Qatar has come under heavy scrutiny from human rights groups over its treatment of migrant workers.
Mahmoud Qutub, the committee’s director of workers’ welfare and labour rights, says the labour landscape has changed.
“We embarked on this journey after we won the World Cup bid,” said Qutub.
“There was an acknowledgment at the time that gaps existed. We have demonstrated through our various ecosystems that meaningful steps can be taken to fill those gaps.”
Qutub was speaking at a public parliamentary hearing on the protection of workers’ rights in Qatar, organised by the Parliamentary Assembly of the Council of Europe in Strasbourg.
The World Cup starts on 20 November.
It is estimated up to 30,000 migrant labourers have been used on projects to build seven stadiums for the finals in Qatar, as well as a new airport, new metro and new roads.
However, human rights organisation Amnesty International says that since 2010 hundreds of thousands of migrant workers have faced human rights abuses while employed to build wider infrastructure necessary to host the tournament, as well as the venues.
“We recognise there are shortcomings,” added Qutub. “This was, after all, the reason why we pursued the World Cup bid… awarding the World Cup has done a lot of service to Qatar, the region, the globe.”
But Lord George Foulkes, who chaired the hearing, said more results need to be seen.
“The number of tragic accidents continues to run into the hundreds,” he said. “And enforcement of new rules isn’t sufficiently effective. Workers don’t have the right of assembly.”
Speaking to BBC Sport, Mustafa Qadri, chief executive of human rights organisation Equidem, expressed concern for the 20-30,000 workers he says will be flown to Qatar on temporary contracts for the World Cup.
“We have really big concerns about them,” said Qadri. “How are they being recruited? Do they get all the money owed? Will they get labour protections?
“Qatar’s issues have been in the media and people may ask why people still take these jobs. They come from some of the poorest and most remote regions in the world and are deprived people who can’t ordinarily get jobs. They are desperate people looking for a better life and don’t have a choice in the system.
“There are good people within the Qatar system and the Supreme Committee but it is a political issue as to whether they want to address it or focus on the public relations.”

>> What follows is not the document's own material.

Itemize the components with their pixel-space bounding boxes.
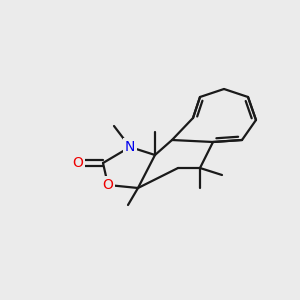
- Text: O: O: [73, 156, 83, 170]
- Text: N: N: [125, 140, 135, 154]
- Text: O: O: [103, 178, 113, 192]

Rights groups have also highlighted that homosexuality is illegal in Qatar with Amnesty International saying women and LGBTQ+ people “continue to face discrimination in law and practice”.
Norwegian Football Federation president Lise Klaveness said: “We have yet to speak about some of the elephants in the room: ensuring independent investigation of unexplained deaths.
“We demand that safety, respect and rights for LGBTQ+ persons and fundamental respect for women’s football should be non-negotiable requirements for hosting the biggest sports tournament in the world.
“The positive changes need to reach more than the 2% of workers the Supreme Committee covers. And the changes need to be lasting before we can talk about any legacy.”
Nasser Al Khater, the chief executive of the 2022 World Cup, has said LGBTQ+ fans coming to Qatar would not have to worry about “persecution of any sort”, describing the nation as a “tolerant country”.